Saturday, August 22, 2009

Day fifteen: Icarus 2.0

One of my favorites. I can't get over how endearing the whole thing was (definitely not to be confused with cutesy). I say endearing mostly because the guy playing the child was so convincing as a young boy, even though he's probably twenty-four. And also because the relationship between the boy and the father was sweet and needy, and entirely convincing.

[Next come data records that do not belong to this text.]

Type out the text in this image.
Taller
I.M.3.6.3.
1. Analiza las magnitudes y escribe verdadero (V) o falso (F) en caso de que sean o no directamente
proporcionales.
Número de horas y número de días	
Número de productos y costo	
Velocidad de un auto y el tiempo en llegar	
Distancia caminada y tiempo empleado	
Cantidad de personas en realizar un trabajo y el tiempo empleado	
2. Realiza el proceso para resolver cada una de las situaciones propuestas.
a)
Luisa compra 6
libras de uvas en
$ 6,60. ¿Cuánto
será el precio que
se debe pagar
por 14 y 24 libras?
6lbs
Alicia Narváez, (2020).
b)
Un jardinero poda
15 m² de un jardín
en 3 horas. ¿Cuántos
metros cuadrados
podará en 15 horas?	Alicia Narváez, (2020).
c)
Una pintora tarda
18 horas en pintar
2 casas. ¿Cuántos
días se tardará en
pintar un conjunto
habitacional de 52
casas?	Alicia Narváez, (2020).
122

The story, as you might have guessed, is inspired by the Greek myth about Icarus: his father makes him wax wings, but he flies too close to the sun (can't not think about Buster when I say that), so they melt and he falls into the sea. In Icarus 2.0, a father and son, Icarus, live in a flat in London. The father never leaves, and Icarus only leaves to get food for them. The father has been working on training the boy to fly, since the day he left his wife and took the child with him. I'm not sure what age the boy is supposed to be, but they make it evident that he is more dependent on his father than he should be.

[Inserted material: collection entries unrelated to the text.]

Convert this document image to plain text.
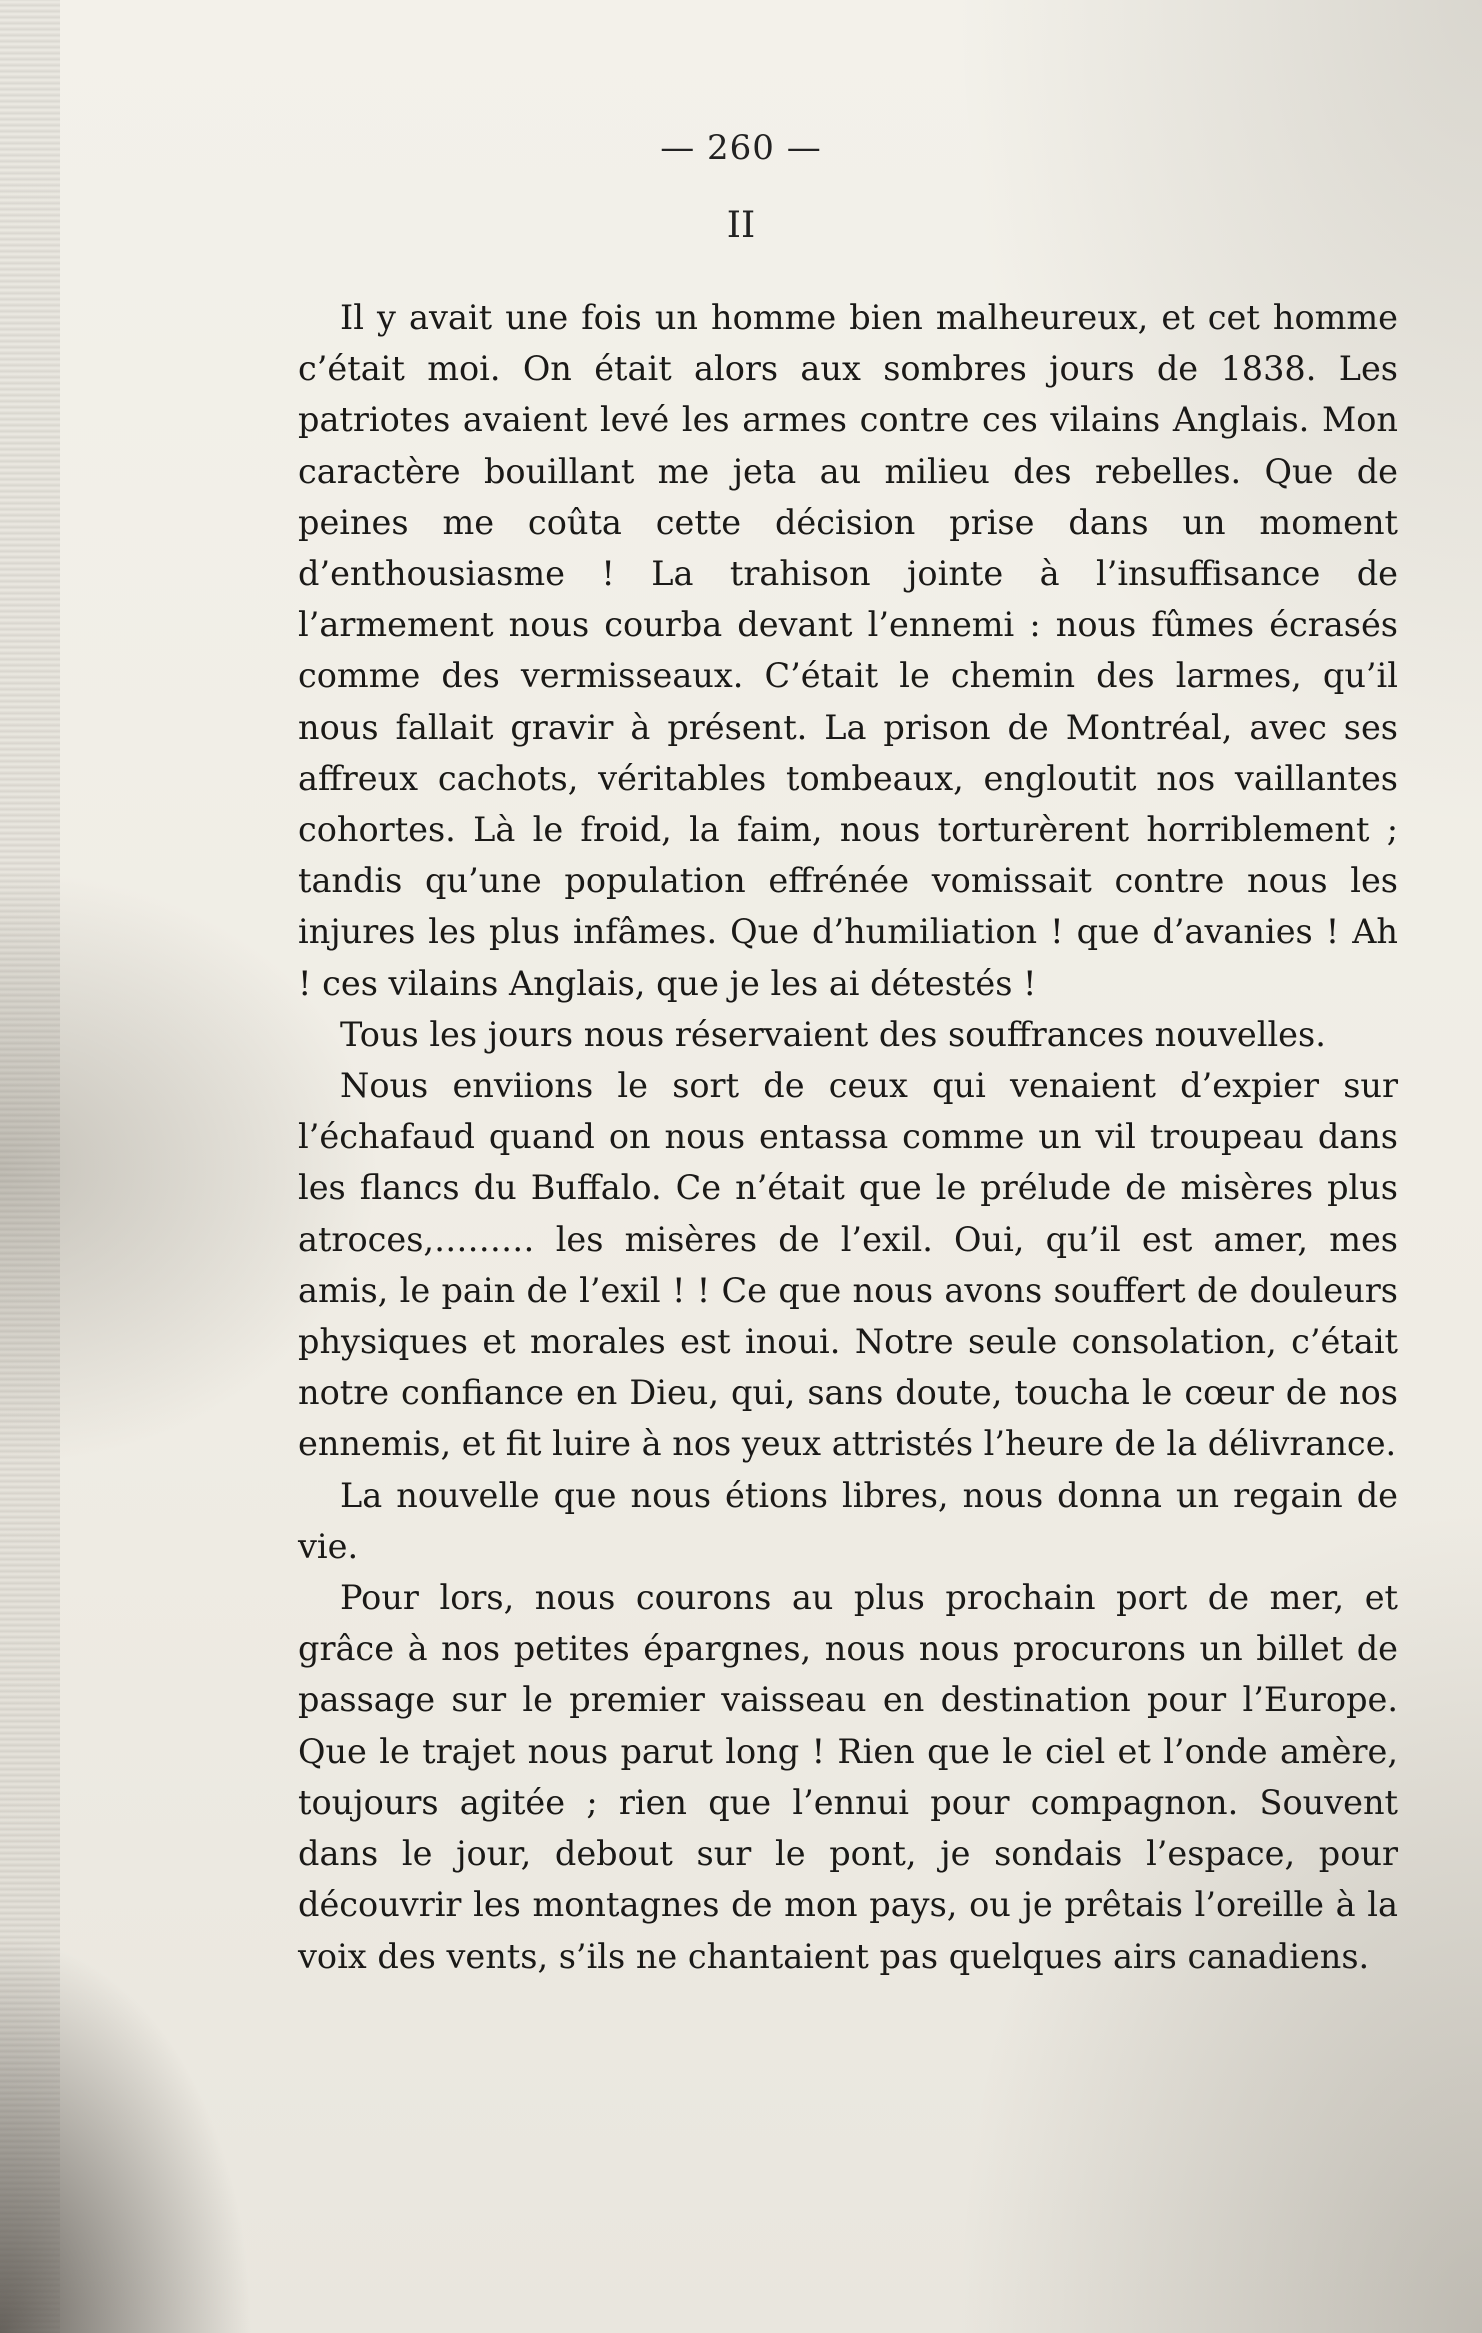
— 260 —
II

Il y avait une fois un homme bien malheureux, et cet homme c’était moi. On était alors aux sombres jours de 1838. Les patriotes avaient levé les armes contre ces vilains Anglais. Mon caractère bouillant me jeta au milieu des rebelles. Que de peines me coûta cette décision prise dans un moment d’enthousiasme ! La trahison jointe à l’insuffisance de l’armement nous courba devant l’ennemi : nous fûmes écrasés comme des vermisseaux. C’était le chemin des larmes, qu’il nous fallait gravir à présent. La prison de Montréal, avec ses affreux cachots, véritables tombeaux, engloutit nos vaillantes cohortes. Là le froid, la faim, nous torturèrent horriblement ; tandis qu’une population effrénée vomissait contre nous les injures les plus infâmes. Que d’humiliation ! que d’avanies ! Ah ! ces vilains Anglais, que je les ai détestés !

Tous les jours nous réservaient des souffrances nouvelles.

Nous enviions le sort de ceux qui venaient d’expier sur l’échafaud quand on nous entassa comme un vil troupeau dans les flancs du Buffalo. Ce n’était que le prélude de misères plus atroces,……… les misères de l’exil. Oui, qu’il est amer, mes amis, le pain de l’exil ! ! Ce que nous avons souffert de douleurs physiques et morales est inoui. Notre seule consolation, c’était notre confiance en Dieu, qui, sans doute, toucha le cœur de nos ennemis, et fit luire à nos yeux attristés l’heure de la délivrance.

La nouvelle que nous étions libres, nous donna un regain de vie.

Pour lors, nous courons au plus prochain port de mer, et grâce à nos petites épargnes, nous nous procurons un billet de passage sur le premier vaisseau en destination pour l’Europe. Que le trajet nous parut long ! Rien que le ciel et l’onde amère, toujours agitée ; rien que l’ennui pour compagnon. Souvent dans le jour, debout sur le pont, je sondais l’espace, pour découvrir les montagnes de mon pays, ou je prêtais l’oreille à la voix des vents, s’ils ne chantaient pas quelques airs canadiens.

I said the story is endearing, but I don't necessarily mean that it is light-hearted. They employ a lot of symbolism that nods to the myth, but fits into the modern day. For example, the father keeps listening to recordings of pilots communicating with ground control. As the project to get Icarus to fly seems less and less possible, the father begins to realize his mistake in keeping Icarus from the real world as he grows up. Simultaneously, the recordings he listens to become more frightening. Finally, after the father tricks Icarus into leaving (for his own good), the recording is of the final minute of a plane crash.

And in Icarus 2.0, the father had set up a large ball of string attached to a table in the flat, so Icarus could carry the end of the string whenever he went out to get food, and then find his way back without trouble. And something I just read (thanks Wikipedia) about the myth of Icarus is that his father, Daedalus, was the one who gave Theseus the string to help him find his way back out of the labyrinth (in the myth about killing the minotaur). Clever reference!

Anyway, I enjoyed it the whole time, which makes it a solid show, in my opinion.